The drug was first tested in the mid 1980's. The fact it took over a decade to realise this is troubling, and was a result of decisions made on data that nobody realised was biased. An FDA officer said the drug came to their attention because of an accumulation of knowledge over time. That knowledge included a number of people reporting the drug caused them to crash their car.

Following this journey of a drug trial to potential car crashes is sobering, and it's only one of many examples. Medical data is just not as straightforward as we would like.

The healthcare industry is beginning to see the emergence of companies applying AI technologies to medical challenges. Programmers create algorithms which learn from large volumes of data. The algorithms then apply their knowledge to situations: Does that scan look OK? What should the doctor do next? Does this person need emergency surgery? All those learnings could have been formed from data that may not have been tested on everyone. If AI is the ultimate machine, data is the fuel and right now we're filling our space ship up at the local petrol station and hoping to reach Mars.

Just as a patient takes the dose of medicine their doctor prescribes, a person interacting with a nice shiny app is naturally going to trust what they are told. If I entered jaw ache and sudden, extreme tiredness into a GP app, would it know that as a woman these could be signs of me having a major heart attack, or would it tell me not to worry? As with the sleeping pills, if developers use biased data they'll be stress testing their software on real people.

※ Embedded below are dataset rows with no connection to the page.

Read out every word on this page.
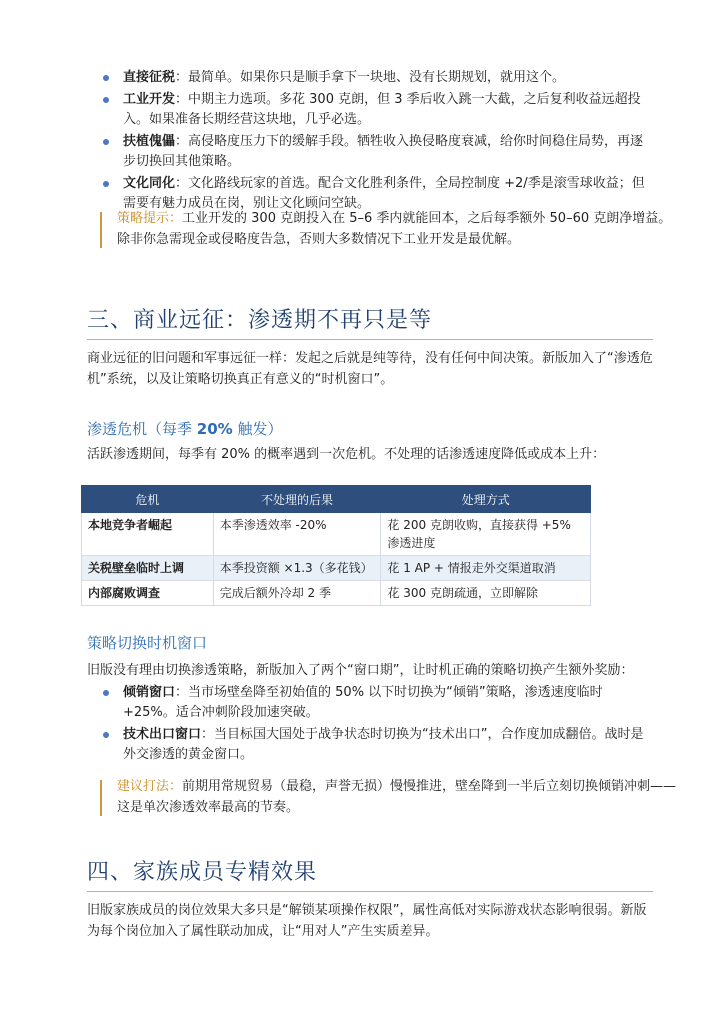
直接征税：最简单。如果你只是顺手拿下一块地、没有长期规划，就用这个。
工业开发：中期主力选项。多花 300 克朗，但 3 季后收入跳一大截，之后复利收益远超投入。如果准备长期经营这块地，几乎必选。
扶植傀儡：高侵略度压力下的缓解手段。牺牲收入换侵略度衰减，给你时间稳住局势，再逐步切换回其他策略。
文化同化：文化路线玩家的首选。配合文化胜利条件，全局控制度 +2/季是滚雪球收益；但需要有魅力成员在岗，别让文化顾问空缺。
策略提示：工业开发的 300 克朗投入在 5–6 季内就能回本，之后每季额外 50–60 克朗净增益。除非你急需现金或侵略度告急，否则大多数情况下工业开发是最优解。
三、商业远征：渗透期不再只是等

商业远征的旧问题和军事远征一样：发起之后就是纯等待，没有任何中间决策。新版加入了“渗透危机”系统，以及让策略切换真正有意义的“时机窗口”。

渗透危机（每季 20% 触发）

活跃渗透期间，每季有 20% 的概率遇到一次危机。不处理的话渗透速度降低或成本上升：

危机	不处理的后果	处理方式
本地竞争者崛起	本季渗透效率 -20%	花 200 克朗收购，直接获得 +5% 渗透进度
关税壁垒临时上调	本季投资额 ×1.3（多花钱）	花 1 AP + 情报走外交渠道取消
内部腐败调查	完成后额外冷却 2 季	花 300 克朗疏通，立即解除
策略切换时机窗口

旧版没有理由切换渗透策略，新版加入了两个“窗口期”，让时机正确的策略切换产生额外奖励：

倾销窗口：当市场壁垒降至初始值的 50% 以下时切换为“倾销”策略，渗透速度临时 +25%。适合冲刺阶段加速突破。
技术出口窗口：当目标国大国处于战争状态时切换为“技术出口”，合作度加成翻倍。战时是外交渗透的黄金窗口。
建议打法：前期用常规贸易（最稳，声誉无损）慢慢推进，壁垒降到一半后立刻切换倾销冲刺——这是单次渗透效率最高的节奏。
四、家族成员专精效果

旧版家族成员的岗位效果大多只是“解锁某项操作权限”，属性高低对实际游戏状态影响很弱。新版为每个岗位加入了属性联动加成，让“用对人”产生实质差异。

Biases can only be fixed if you're aware of them, yet the clinicians who may have learned from past research are not the people who develop algorithms. How can we expect a programmer with a Computer Science degree to recognise that the data he is looking at is biased? Does the company behind a shiny blood pressure tracking app or medical advice portal have the budget to pay for a medical advisor?

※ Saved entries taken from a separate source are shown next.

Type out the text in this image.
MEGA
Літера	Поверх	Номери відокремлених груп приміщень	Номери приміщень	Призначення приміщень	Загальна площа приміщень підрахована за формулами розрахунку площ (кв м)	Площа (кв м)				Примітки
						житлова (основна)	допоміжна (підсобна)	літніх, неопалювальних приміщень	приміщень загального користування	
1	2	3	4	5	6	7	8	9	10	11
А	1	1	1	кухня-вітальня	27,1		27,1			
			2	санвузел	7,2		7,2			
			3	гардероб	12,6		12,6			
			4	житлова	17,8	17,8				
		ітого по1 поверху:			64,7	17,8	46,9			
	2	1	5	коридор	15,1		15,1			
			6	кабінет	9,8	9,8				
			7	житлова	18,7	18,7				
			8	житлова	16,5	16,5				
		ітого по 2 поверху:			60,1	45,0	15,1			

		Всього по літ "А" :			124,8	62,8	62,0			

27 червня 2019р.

Some companies are diligent in the way they apply technology to health. A great example is DeepMind and their close partnership with the NHS. In addition, any AI which is used in a medical setting is highly regulated.

The possibilities of applying AI to healthcare are in principle limitless. It has the potential to unpick the interrelated nuances that impact a person's health and dramatically improve lives in the future. In the meantime, let's avoid recreating the mistakes of the past and embrace the hype with an analytical mind.